Cabría inferir que el jefe de Gobierno puede estar a punto de sufrir un Cromañón institucional en el crédito de la aceptación popular y, con ello, de sus aspiraciones presidenciales. Algunos analistas ya llaman la atención a propósito de que esta nueva y enorme pifia de Macri no tiene un correlato simultáneo de favor para los Kirchner, porque lo fortalece a Cobos como opción más clara de la derecha quitándole un competidor. Puede ser. Pero en un país con el dinamismo politiquero de la Argentina, y con los comicios presidenciales a casi dos años vista, especulaciones de este tipo tienen mucho de ciencia ficción. Hasta el mismo Macri podría recuperarse de lo que hoy parece su derrumbe o, de mínima, su peor circunstancia. Y por otro lado: menos que menos es seguro que este revoltijo sí le inquiete al grueso social, en lugar de que se lo considere como un nuevo aporte en su desconfianza hacia “los políticos”, para gracia de quienes se sirven la política en su provecho.

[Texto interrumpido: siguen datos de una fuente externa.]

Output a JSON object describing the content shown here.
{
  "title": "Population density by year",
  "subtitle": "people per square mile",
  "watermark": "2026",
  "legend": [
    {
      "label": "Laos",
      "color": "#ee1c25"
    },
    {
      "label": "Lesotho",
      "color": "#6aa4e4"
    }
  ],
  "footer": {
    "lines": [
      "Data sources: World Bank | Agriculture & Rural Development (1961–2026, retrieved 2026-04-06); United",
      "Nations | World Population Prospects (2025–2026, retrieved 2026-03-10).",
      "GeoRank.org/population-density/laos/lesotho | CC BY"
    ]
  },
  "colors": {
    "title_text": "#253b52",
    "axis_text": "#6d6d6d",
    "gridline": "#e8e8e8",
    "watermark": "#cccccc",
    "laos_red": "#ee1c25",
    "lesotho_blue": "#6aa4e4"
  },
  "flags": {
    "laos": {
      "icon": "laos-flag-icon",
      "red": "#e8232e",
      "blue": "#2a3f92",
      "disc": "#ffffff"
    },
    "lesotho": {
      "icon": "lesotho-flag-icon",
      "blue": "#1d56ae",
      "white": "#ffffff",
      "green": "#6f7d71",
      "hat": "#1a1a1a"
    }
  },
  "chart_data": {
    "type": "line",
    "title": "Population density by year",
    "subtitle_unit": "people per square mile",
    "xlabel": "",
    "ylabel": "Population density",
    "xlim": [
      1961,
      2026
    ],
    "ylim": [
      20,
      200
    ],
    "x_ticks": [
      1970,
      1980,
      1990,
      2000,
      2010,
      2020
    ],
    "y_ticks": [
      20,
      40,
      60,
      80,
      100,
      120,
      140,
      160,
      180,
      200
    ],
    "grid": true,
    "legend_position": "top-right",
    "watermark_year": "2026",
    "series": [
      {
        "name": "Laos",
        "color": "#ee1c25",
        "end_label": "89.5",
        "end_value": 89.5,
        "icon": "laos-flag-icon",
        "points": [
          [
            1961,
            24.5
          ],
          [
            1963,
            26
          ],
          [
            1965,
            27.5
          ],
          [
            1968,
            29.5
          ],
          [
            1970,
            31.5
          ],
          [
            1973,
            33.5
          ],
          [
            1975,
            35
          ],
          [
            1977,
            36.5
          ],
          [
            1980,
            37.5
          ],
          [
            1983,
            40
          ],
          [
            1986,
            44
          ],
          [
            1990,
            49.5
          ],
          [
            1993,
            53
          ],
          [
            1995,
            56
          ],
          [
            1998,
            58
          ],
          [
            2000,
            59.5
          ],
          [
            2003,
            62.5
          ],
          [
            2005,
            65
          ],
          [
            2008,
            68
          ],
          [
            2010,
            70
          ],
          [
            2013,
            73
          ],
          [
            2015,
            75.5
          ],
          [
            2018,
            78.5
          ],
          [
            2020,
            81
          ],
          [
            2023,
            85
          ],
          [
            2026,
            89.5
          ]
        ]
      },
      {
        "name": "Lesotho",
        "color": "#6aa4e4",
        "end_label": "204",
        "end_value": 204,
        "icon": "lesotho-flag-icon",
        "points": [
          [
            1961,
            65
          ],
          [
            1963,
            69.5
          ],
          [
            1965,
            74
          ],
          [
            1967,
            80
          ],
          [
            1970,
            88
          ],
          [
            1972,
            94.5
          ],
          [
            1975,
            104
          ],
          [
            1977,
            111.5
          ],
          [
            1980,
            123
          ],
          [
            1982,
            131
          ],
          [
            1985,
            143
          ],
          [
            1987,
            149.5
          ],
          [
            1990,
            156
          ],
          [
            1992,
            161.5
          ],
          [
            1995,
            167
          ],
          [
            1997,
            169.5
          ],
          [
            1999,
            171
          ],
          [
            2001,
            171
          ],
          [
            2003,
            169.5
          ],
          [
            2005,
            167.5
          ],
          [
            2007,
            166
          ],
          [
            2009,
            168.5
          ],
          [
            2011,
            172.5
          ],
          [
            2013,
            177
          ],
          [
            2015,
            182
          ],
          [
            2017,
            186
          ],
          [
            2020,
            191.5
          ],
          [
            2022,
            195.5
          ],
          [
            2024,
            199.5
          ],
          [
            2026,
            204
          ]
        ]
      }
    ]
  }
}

Podría proponerse como notorio que el espanto por la ejecución de la arquitecta, en Wilde; y antes por el estado en que sobrevive el ex futbolista Fernando Cáceres, tras otro asalto a mansalva; y que lo continuado por allí, por “la inseguridad”, se despega del resto noticioso en la preocupación masiva. Hay tres locuras acerca de esa temática: creer que simplemente es una construcción periodística; creer que los medios no tienen nada que ver en la creación del miedo y creer que basta con gritar “hagan algo”, “maten”, “endurezcan las leyes” (como si no las hubieran endurecido chiquicientas veces), “que no entren por una puerta y salgan por la otra” (como si las cárceles y las comisarías no estuvieran atestadas), “que haya más policía” (como si no la hubiera cada vez más, y como si la policía fuese parte de la solución y no del problema).
A esta altura y desde hace rato, ¿no debería tomarse nota de que nadie tiene la fórmula y de que fracasaron todas las implementadas? Las más duras, las más blandas, las más garantistas, las más represivas. Tal vez se trate de que no haya fórmula posible con los números de exclusión social del subdesarrollo. Por cierto, no es una proposición sino una lógica interpretativa. ¿Alguien tiene alguna mejor?